Vincent Vallières l’ai dit maintes fois. Il se considère comme un artisan de la chanson francophone qui aspire à voir son œuvre toucher les gens au quotidien. À quelques jours de sa rentrée montréalaise au Métropolis, force est de constater que plus que jamais, les nouvelles chansons de Vallières sont l’extension de l’un des auteurs-compositeurs et interprètes les plus doués de sa génération.

Par Philippe Rezzonico

Avant même la première écoute de Fabriquer l’aube, on savait que Vallières allait nous proposer un équilibre entre les constats collectifs, les chansons personnelles et les ouvrages chansonniers engagés. Il suffisait de lire les titres de l’album.
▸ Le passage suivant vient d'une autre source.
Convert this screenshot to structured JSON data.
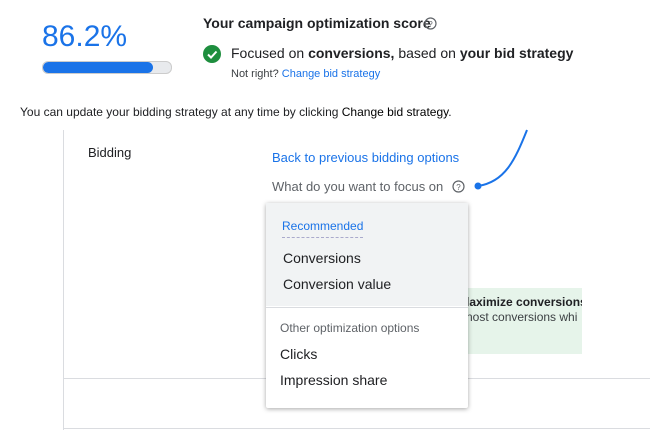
{
  "score": {
    "value": 86.2,
    "label": "86.2%"
  },
  "header": {
    "title": "Your campaign optimization score",
    "focus": [
      "Focused on ",
      "conversions,",
      " based on ",
      "your bid strategy"
    ],
    "not_right": "Not right?",
    "change_link": "Change bid strategy"
  },
  "note": [
    "You can update your bidding strategy at any time by clicking ",
    "Change bid strategy",
    "."
  ],
  "bidding": {
    "label": "Bidding",
    "back_link": "Back to previous bidding options",
    "question": "What do you want to focus on"
  },
  "dropdown": {
    "recommended_heading": "Recommended",
    "recommended": [
      "Conversions",
      "Conversion value"
    ],
    "other_heading": "Other optimization options",
    "other": [
      "Clicks",
      "Impression share"
    ]
  },
  "background_card": {
    "title": "laximize conversions",
    "text": "nost conversions whi"
  }
}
En regardant finir le monde, Fabriquer l’aube, Lili, Fermont, Mélie, L’amour, c’est pas pour les peureux, Asbestos, Pas à vendre, La chanson de la dernière chance… C’était limpide.

Vallières a toujours cette approche directe, qui n’est pourtant n’est pas dénuée de poésie. Que ce soit au plan individuel ou collectif, il sait brosser des constats sans complaisance auxquels se rattachent souvent des lueurs d’espoir. Et il sait exprimer des prises de positions fermes, sans que d’aucune façon on ne le sente sentencieux envers le public.
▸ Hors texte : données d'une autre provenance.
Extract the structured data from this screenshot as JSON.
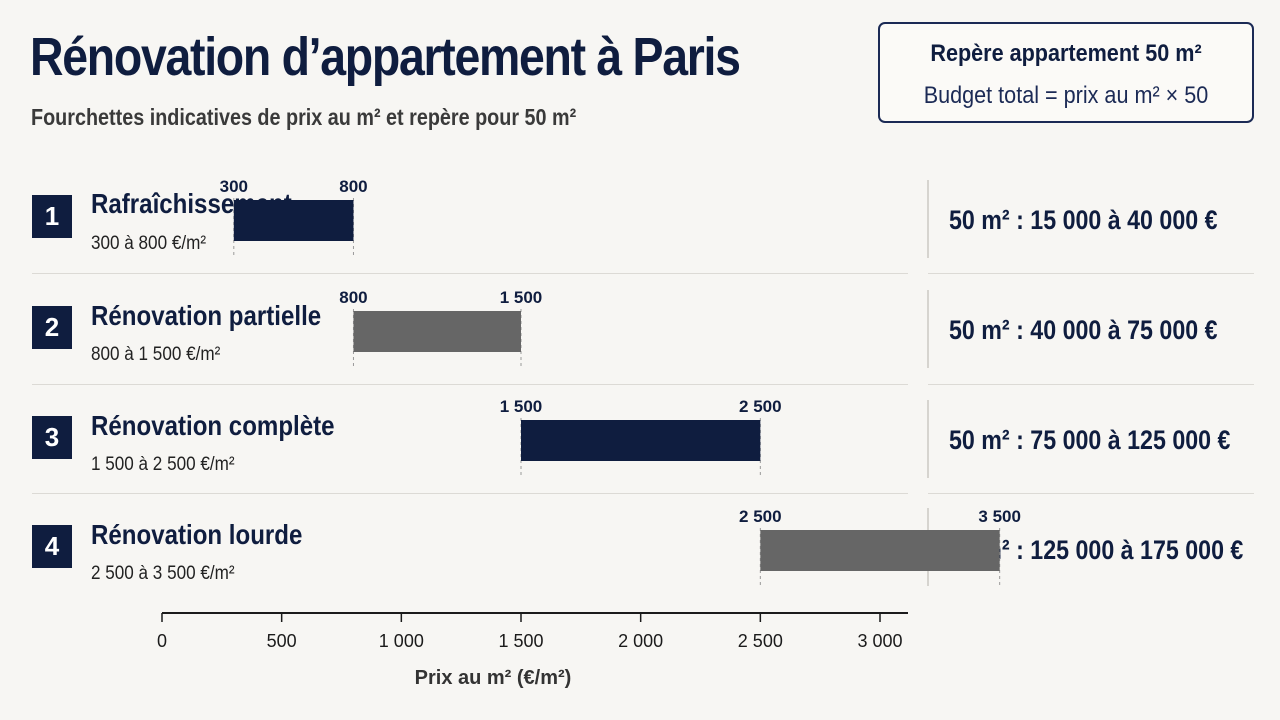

« Je suis un faiseur de chansons, assure-t-il. Tout est mis sur la table. L’évidence, aussi, est mise de l’avant. Mes chansons, c’est beaucoup le rapport que j’entretiens avec la vie. Je ne suis pas un vendeur d’aspirateurs. Je n’ai rien à vendre sauf du désir, des idées. On va s’aimer encore, c’était tellement simple, mais pas simpliste.

« Je le dis depuis quelques années, ma musique s’adresse aux travailleurs, aux enfants, aux gens pour qui la musique est vue comme un baume. C’est comme le spectacle. Je veux que ça soit une expérience particulière. Un spectacle de musique, ce n’est pas la même chose que de l’humour. Il me semble que le rapport avec le spectacle musical s’est effrité avec le temps. Je veux que les gens qui vont venir aient du fun. »

Ciblé

Fabriquer l’aube poursuit dans la veine des derniers albums au sein desquels Vallières, l’auteur, est de plus en plus ciblé dans son propos et engagé dans ses dires. Nul doute que la participation au projet des « Hommes rappailés » y est pour beaucoup, quoique ce serait amoindrir le talent du principal intéressé.
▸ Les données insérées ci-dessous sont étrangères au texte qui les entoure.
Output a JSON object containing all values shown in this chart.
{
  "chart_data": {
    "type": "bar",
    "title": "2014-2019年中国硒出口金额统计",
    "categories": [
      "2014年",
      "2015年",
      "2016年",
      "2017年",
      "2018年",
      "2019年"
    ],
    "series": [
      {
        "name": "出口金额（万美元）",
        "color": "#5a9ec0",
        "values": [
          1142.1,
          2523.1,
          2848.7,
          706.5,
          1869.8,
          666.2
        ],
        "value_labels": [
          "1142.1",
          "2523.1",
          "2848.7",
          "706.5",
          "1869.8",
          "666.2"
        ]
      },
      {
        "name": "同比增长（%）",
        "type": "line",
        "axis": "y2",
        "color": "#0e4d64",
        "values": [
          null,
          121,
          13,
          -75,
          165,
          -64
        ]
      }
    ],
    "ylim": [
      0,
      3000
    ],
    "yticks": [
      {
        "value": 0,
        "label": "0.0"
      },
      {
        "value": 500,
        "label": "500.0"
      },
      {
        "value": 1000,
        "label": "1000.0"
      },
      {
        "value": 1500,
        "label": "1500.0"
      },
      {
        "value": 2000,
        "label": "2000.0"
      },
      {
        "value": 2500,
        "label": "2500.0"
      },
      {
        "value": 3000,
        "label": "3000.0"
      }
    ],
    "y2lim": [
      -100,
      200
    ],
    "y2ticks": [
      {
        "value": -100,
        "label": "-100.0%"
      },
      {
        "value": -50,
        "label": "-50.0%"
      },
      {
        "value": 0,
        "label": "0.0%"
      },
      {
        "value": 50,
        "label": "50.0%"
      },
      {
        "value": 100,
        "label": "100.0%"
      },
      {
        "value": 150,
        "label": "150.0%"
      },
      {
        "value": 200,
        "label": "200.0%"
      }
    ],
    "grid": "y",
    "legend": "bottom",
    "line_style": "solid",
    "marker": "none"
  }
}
Tu écoutes Lili, et sans même savoir qu’il s’agit précisément de sa fille, n’importe quel parent peut s’identifier à ce texte. Même constat au terme de Mélie, qui parle des méandres des relations de couple. Et c’est encore plus vrai pour L’amour, c’est pas pour les peureux.

« Lili est la chanson sur laquelle j’ai eu le plus de commentaires, note Vallières. Elle est évidemment très personnelle. Mélie ne s’adresse pas à ma blonde (petit rire), mais c’est une chanson qui parle des constats dans les relations, de la difficulté de se comporter, d’exister, de perdurer.

« Quant à L’amour, c’est pas pour les peureux, ça parle de s’engager dans la vie. L’engagement, ce n’est pas pour les lopettes. Dans une relation, ça prend du courage pour partir, mais ça prend aussi du courage pour rester, pour s’obstiner. »

Engagé

Fermont et Asbestos ont une même toile de fond (une ville ouvrière), mais un propos différent. Quoique Fermont ait été moins bien accueillie l’an dernier par les élus de la ville qu’Asbestos l’a été dans sa municipalité. Vallières a déjà été invité à venir la chanter dans la ville de l’amiante.

Ces deux titres, tout comme La chanson de la dernière chance, sont toutefois des compositions engagées aux yeux de Vallières qui veut poursuivre dans cette veine.

« La chanson de la dernière chance, au plan individuel, c’est le gars qui est au bal des finissant du secondaire 5 pour qui c’est la dernière chance d’inviter la fille qu’il désire depuis cinq ans. S’il ne l’invite pas ce soir-là, c’est la fin du monde.

« Mais au plan collectif, si on continue à vivre comme on vit, dans 50 ou 60 ans, il n’y aura plus de calotte glacière. Il faut peut-être penser à changer notre mode de vie, même si on continue de nier cette évidence. Il y a deux niveaux de lecture. »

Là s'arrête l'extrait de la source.